Unsanitary, Dangerous Conditions

Inspectors also found unsanitary and disorganized conditions in SeaTac’s Health Services Department: overflowing trash, contaminated lab specimens left unrefrigerated, expired medical supplies, and insect-attracting food left in examination rooms (id. at 15–16).


These conditions are more than cosmetic problems. They pose direct risks of infection, misdiagnosis, and disease spread. For incarcerated people already vulnerable due to delayed care and chronic conditions, such environments are lethal.


A National Pattern of Neglect

What happened at SeaTac is not unique. The OIG has issued nearly identical findings at FCI Sheridan (May 2024), FMC Devens (Dec. 2024), FCI Tallahassee (Nov. 2023), and others (id. at 8, App. 2). Each report shows the same failures: understaffing, delays, unsafe practices, and preventable suffering.


When I was at FCI Sheridan, I lived these same failures. The OIG’s findings there — backlogs of outside medical appointments, chronic care left unattended, and unsafe medication practices — matched what I experienced firsthand. The SeaTac report simply confirms that what happened to me was not an accident; it was systemic.


The Human Cost

The OIG concludes that SeaTac’s health services were “unacceptable and created risks of undetected illness, worsening of medical conditions, adverse medication effects, and spread of disease” (id. at 3). That conclusion could apply to nearly every federal prison today.

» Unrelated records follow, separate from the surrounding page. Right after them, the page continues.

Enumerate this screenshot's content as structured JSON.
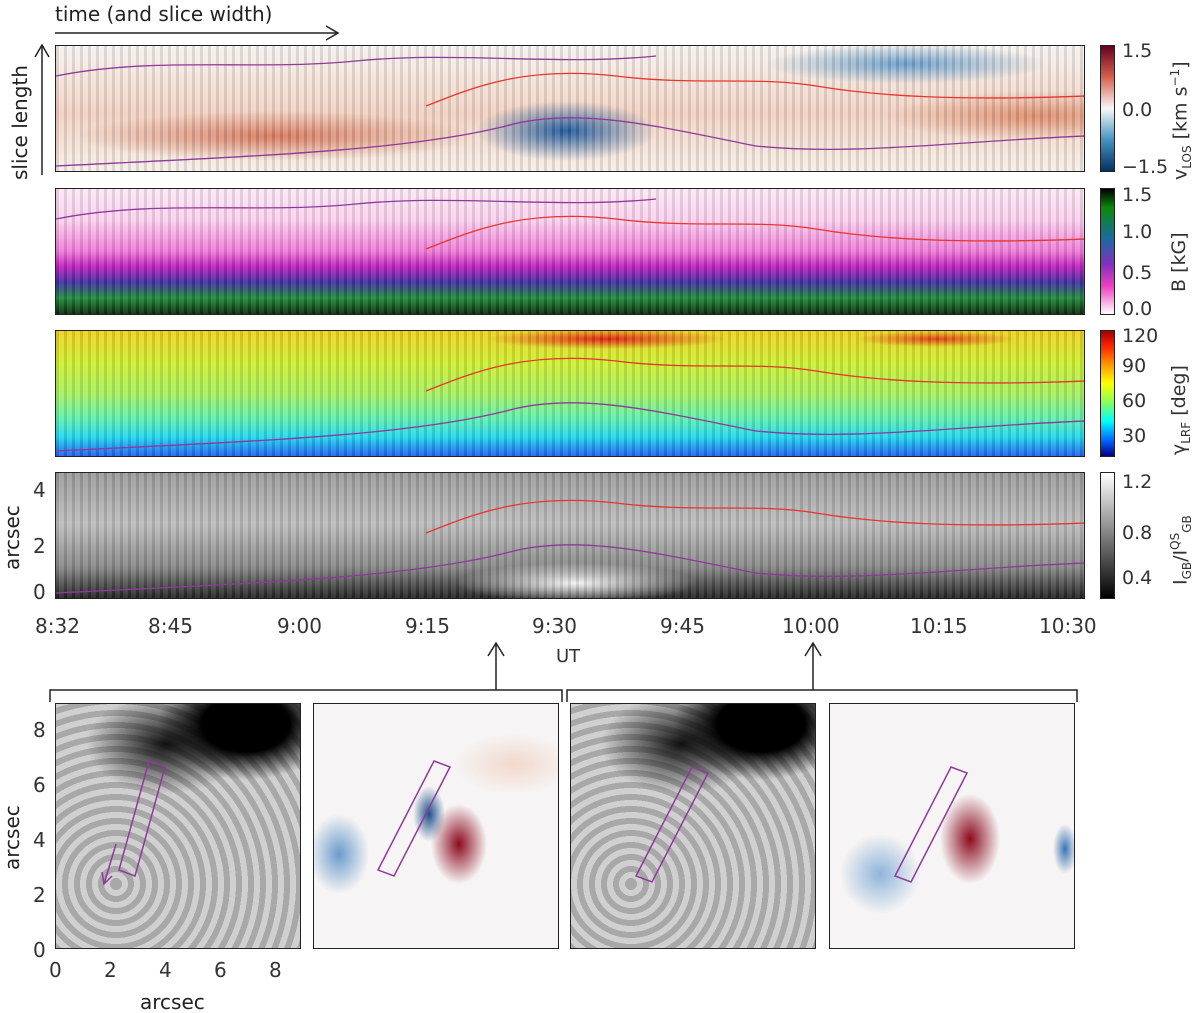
{
  "chart_data": [
    {
      "type": "heatmap",
      "panel": "vlos",
      "colorbar_label": "v_LOS [km s^-1]",
      "colorbar_ticks": [
        "1.5",
        "0.0",
        "−1.5"
      ],
      "clim": [
        -1.5,
        1.5
      ],
      "colormap": "red-white-blue"
    },
    {
      "type": "heatmap",
      "panel": "B",
      "colorbar_label": "B [kG]",
      "colorbar_ticks": [
        "1.5",
        "1.0",
        "0.5",
        "0.0"
      ],
      "clim": [
        0,
        1.5
      ],
      "colormap": "white-magenta-blue-green-black"
    },
    {
      "type": "heatmap",
      "panel": "gamma",
      "colorbar_label": "γ_LRF [deg]",
      "colorbar_ticks": [
        "120",
        "90",
        "60",
        "30"
      ],
      "clim": [
        20,
        125
      ],
      "colormap": "rainbow"
    },
    {
      "type": "heatmap",
      "panel": "intensity",
      "colorbar_label": "I_GB/I_GB^QS",
      "colorbar_ticks": [
        "1.2",
        "0.8",
        "0.4"
      ],
      "clim": [
        0.2,
        1.3
      ],
      "colormap": "gray",
      "ylabel": "arcsec",
      "yticks": [
        "4",
        "2",
        "0"
      ]
    },
    {
      "type": "heatmap",
      "panel": "bottom-maps",
      "xlabel": "arcsec",
      "ylabel": "arcsec",
      "xticks": [
        "0",
        "2",
        "4",
        "6",
        "8"
      ],
      "yticks": [
        "8",
        "6",
        "4",
        "2",
        "0"
      ]
    }
  ],
  "annotations": {
    "time_arrow": "time (and slice width)",
    "slice_arrow": "slice length"
  },
  "time_axis": {
    "ticks": [
      "8:32",
      "8:45",
      "9:00",
      "9:15",
      "9:30",
      "9:45",
      "10:00",
      "10:15",
      "10:30"
    ],
    "label": "UT"
  },
  "labels": {
    "vlos": "v",
    "vlos_sub": "LOS",
    "vlos_unit": "[km s",
    "vlos_exp": "−1",
    "vlos_close": "]",
    "B": "B [kG]",
    "gamma": "γ",
    "gamma_sub": "LRF",
    "gamma_unit": "[deg]",
    "I": "I",
    "I_sub": "GB",
    "I_over": "/I",
    "I_sup": "QS",
    "I_sub2": "GB"
  },
  "colors": {
    "contour_red": "#e8352e",
    "contour_purple": "#8e3a9a"
  }
}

The human cost of these failures is immense. People lose their vision, their limbs, their ability to work, their lives. Families lose fathers, mothers, sons, and daughters to neglect that would never be tolerated in a hospital or community clinic.

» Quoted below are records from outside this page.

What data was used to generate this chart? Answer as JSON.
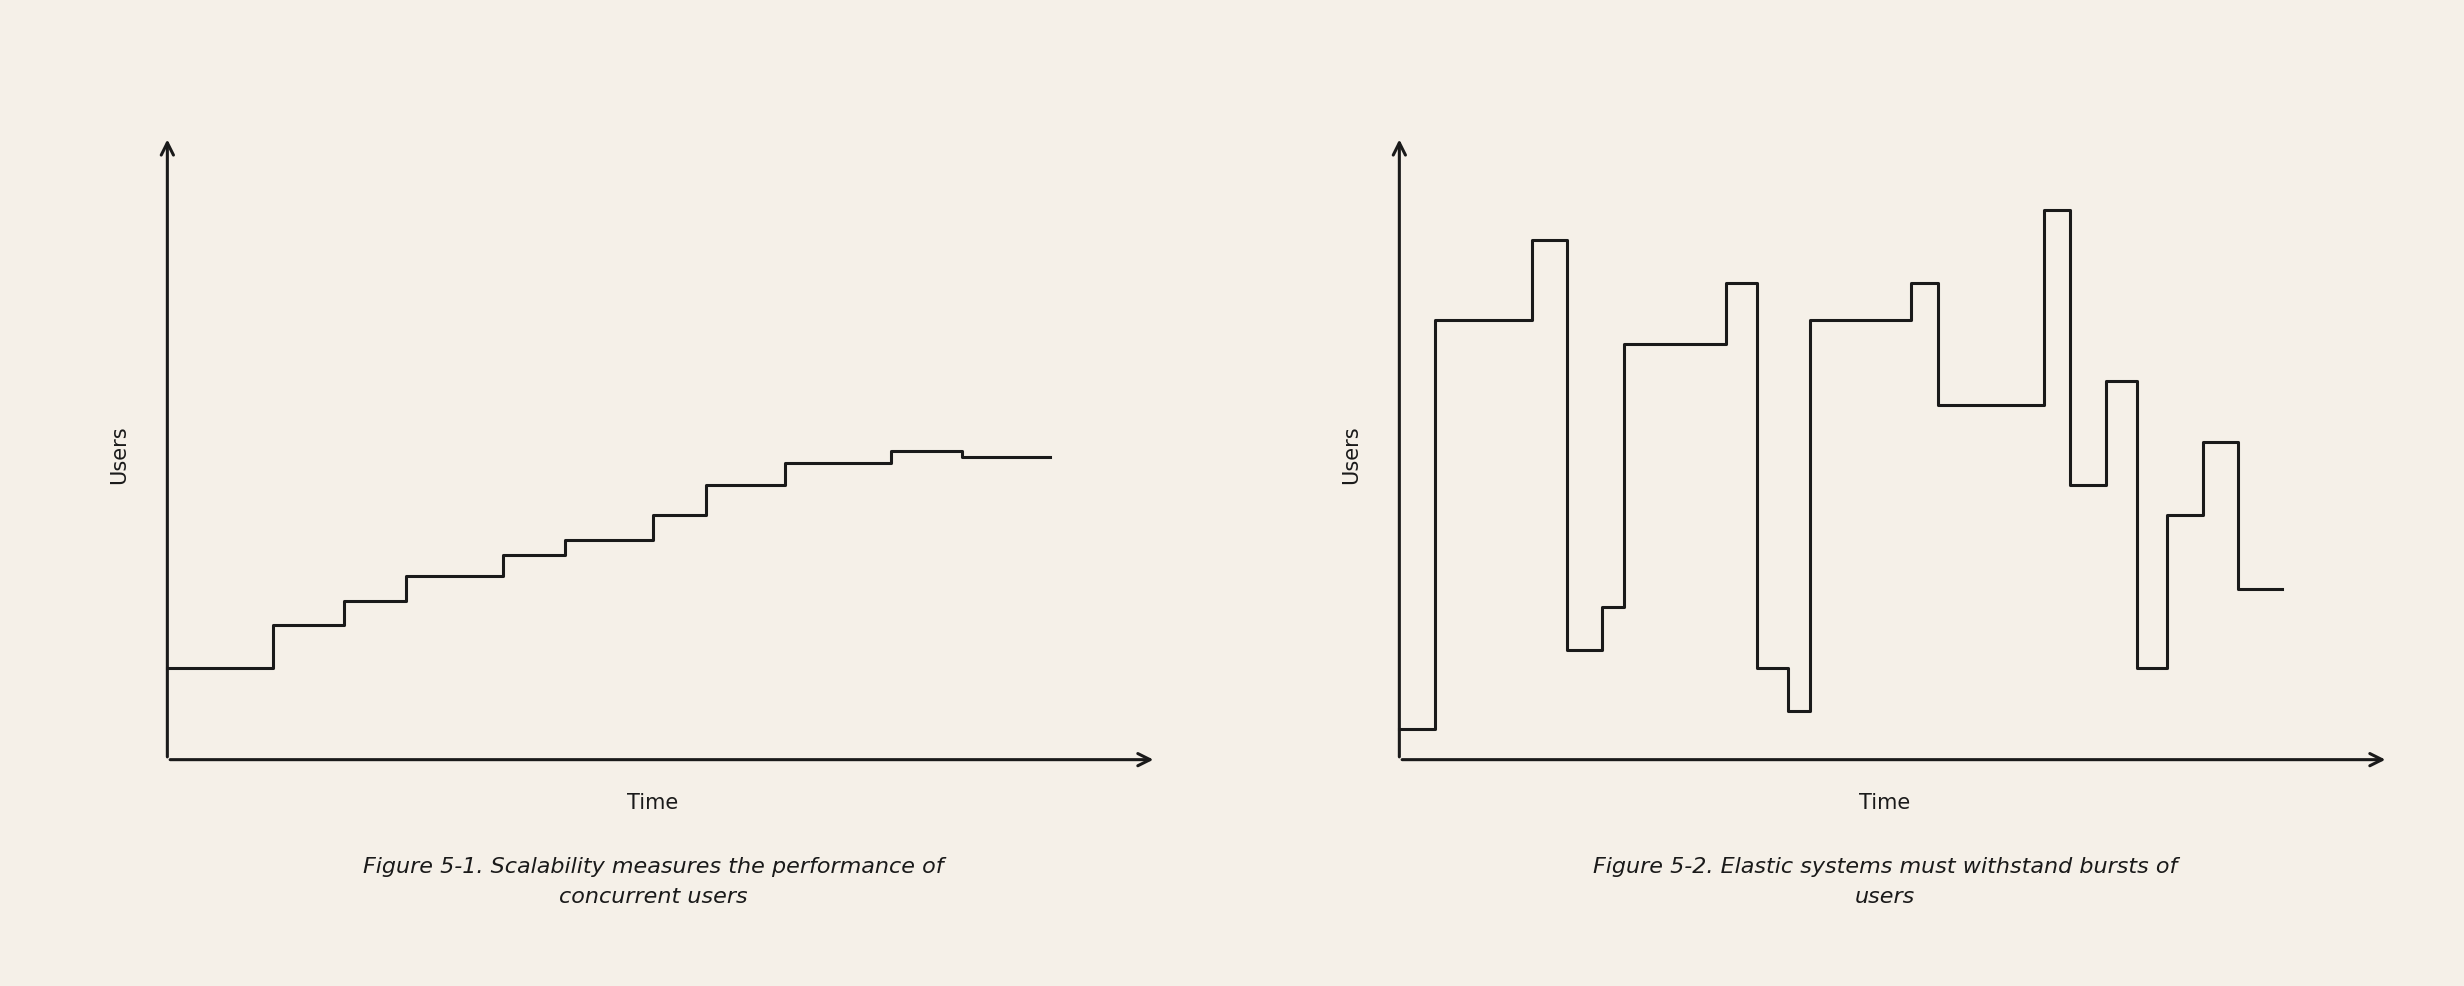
{
  "background_color": "#f5f0e8",
  "line_color": "#1a1a1a",
  "line_width": 2.2,
  "fig1_caption": "Figure 5-1. Scalability measures the performance of\nconcurrent users",
  "fig2_caption": "Figure 5-2. Elastic systems must withstand bursts of\nusers",
  "ylabel": "Users",
  "xlabel": "Time",
  "scalability_x": [
    0.0,
    1.2,
    1.2,
    2.0,
    2.0,
    2.7,
    2.7,
    3.8,
    3.8,
    4.5,
    4.5,
    5.5,
    5.5,
    6.1,
    6.1,
    7.0,
    7.0,
    8.2,
    8.2,
    9.0,
    9.0,
    10.0
  ],
  "scalability_y": [
    1.5,
    1.5,
    2.2,
    2.2,
    2.6,
    2.6,
    3.0,
    3.0,
    3.35,
    3.35,
    3.6,
    3.6,
    4.0,
    4.0,
    4.5,
    4.5,
    4.85,
    4.85,
    5.05,
    5.05,
    4.95,
    4.95
  ],
  "elasticity_x": [
    0.0,
    0.4,
    0.4,
    1.5,
    1.5,
    1.9,
    1.9,
    2.3,
    2.3,
    2.55,
    2.55,
    3.7,
    3.7,
    4.05,
    4.05,
    4.4,
    4.4,
    4.65,
    4.65,
    5.8,
    5.8,
    6.1,
    6.1,
    7.3,
    7.3,
    7.6,
    7.6,
    8.0,
    8.0,
    8.35,
    8.35,
    8.7,
    8.7,
    9.1,
    9.1,
    9.5,
    9.5,
    10.0
  ],
  "elasticity_y": [
    0.5,
    0.5,
    7.2,
    7.2,
    8.5,
    8.5,
    1.8,
    1.8,
    2.5,
    2.5,
    6.8,
    6.8,
    7.8,
    7.8,
    1.5,
    1.5,
    0.8,
    0.8,
    7.2,
    7.2,
    7.8,
    7.8,
    5.8,
    5.8,
    9.0,
    9.0,
    4.5,
    4.5,
    6.2,
    6.2,
    1.5,
    1.5,
    4.0,
    4.0,
    5.2,
    5.2,
    2.8,
    2.8
  ],
  "caption_fontsize": 16,
  "label_fontsize": 15,
  "caption_style": "italic",
  "xlim": [
    -0.5,
    11.5
  ],
  "ylim": [
    -0.8,
    10.5
  ],
  "xaxis_end": 11.2,
  "yaxis_end": 10.2
}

I live with permanent medical disabilities because of the same kind of negligence documented in this report. My story is not unique. It is part of a national pattern of deliberate indifference that violates not only human rights but also the Constitution’s guarantee against cruel and unusual punishment.

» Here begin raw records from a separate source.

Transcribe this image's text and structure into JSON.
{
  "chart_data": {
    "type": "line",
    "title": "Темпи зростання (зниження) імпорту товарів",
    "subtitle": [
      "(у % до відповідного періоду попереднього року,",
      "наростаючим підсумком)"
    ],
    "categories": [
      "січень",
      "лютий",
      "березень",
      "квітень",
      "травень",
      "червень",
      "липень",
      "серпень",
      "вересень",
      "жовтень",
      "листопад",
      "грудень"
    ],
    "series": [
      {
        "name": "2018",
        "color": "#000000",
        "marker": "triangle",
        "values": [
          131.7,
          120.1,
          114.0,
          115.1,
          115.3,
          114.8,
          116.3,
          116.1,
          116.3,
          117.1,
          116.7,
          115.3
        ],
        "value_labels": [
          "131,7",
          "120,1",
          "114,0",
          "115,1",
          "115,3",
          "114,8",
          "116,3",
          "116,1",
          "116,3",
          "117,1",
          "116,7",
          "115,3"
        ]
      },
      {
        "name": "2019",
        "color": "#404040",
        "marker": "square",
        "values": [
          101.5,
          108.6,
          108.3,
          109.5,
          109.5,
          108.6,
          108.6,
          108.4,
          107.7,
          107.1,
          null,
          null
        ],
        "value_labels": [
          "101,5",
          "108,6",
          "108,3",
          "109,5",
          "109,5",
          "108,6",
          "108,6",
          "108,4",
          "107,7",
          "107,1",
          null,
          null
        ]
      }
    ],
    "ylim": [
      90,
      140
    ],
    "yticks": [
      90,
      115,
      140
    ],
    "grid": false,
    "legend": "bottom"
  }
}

From Reports to Responsibility

The OIG has made 11 recommendations to the BOP following this inspection — from improving sick call tracking, to hiring phlebotomists, to ensuring sanitation (id. at 26). The BOP has formally “concurred” with these recommendations (id. at App. 4–5). But as the OIG itself warned, “given the scale and scope of the issues… the BOP needs to demonstrate that it can effectuate operational improvements… for a more sustained period before the OIG can conclude that the BOP has adequately addressed the problems” (id. at App. 5).


In other words: promises are not enough. Until the BOP is held accountable — in court, by Congress, and by the public — these reports will remain tragic déjà vu.


Conclusion

The OIG’s SeaTac inspection is not just another government report. It is an indictment. It documents how the federal government fails to provide even minimal healthcare to the people it incarcerates. It confirms what I and countless others have endured: neglect that causes lasting harm and sometimes costs lives.


For me, the scars are permanent. For many others, the damage is still unfolding behind prison walls.


The question now is whether society will accept this as “normal,” or whether we will demand that the Bureau of Prisons fulfill its most basic legal and moral duty: to provide humane, timely, and competent medical care to the people it locks away.


Until then, the words of the OIG report stand as both evidence and warning: the crisis is real, it is systemic, and it is costing human lives every day.


References

  • U.S. Department of Justice, Office of the Inspector General, Inspection of the Federal Bureau of Prisons’ Federal Detention Center SeaTac, Evaluation and Inspections Division Report 25-081 (Sept. 2025).

  • OIG, Inspection of the Federal Bureau of Prisons’ Federal Correctional Institution Sheridan, E&I Report 24-070 (May 2024).

  • OIG, Inspection of the Federal Bureau of Prisons’ Federal Medical Center Devens, E&I Report 25-009 (Dec. 2024).

  • OIG, Review of the Federal Bureau of Prisons’ Medical Staffing Challenges, E&I Report 16-02 (Mar. 2016).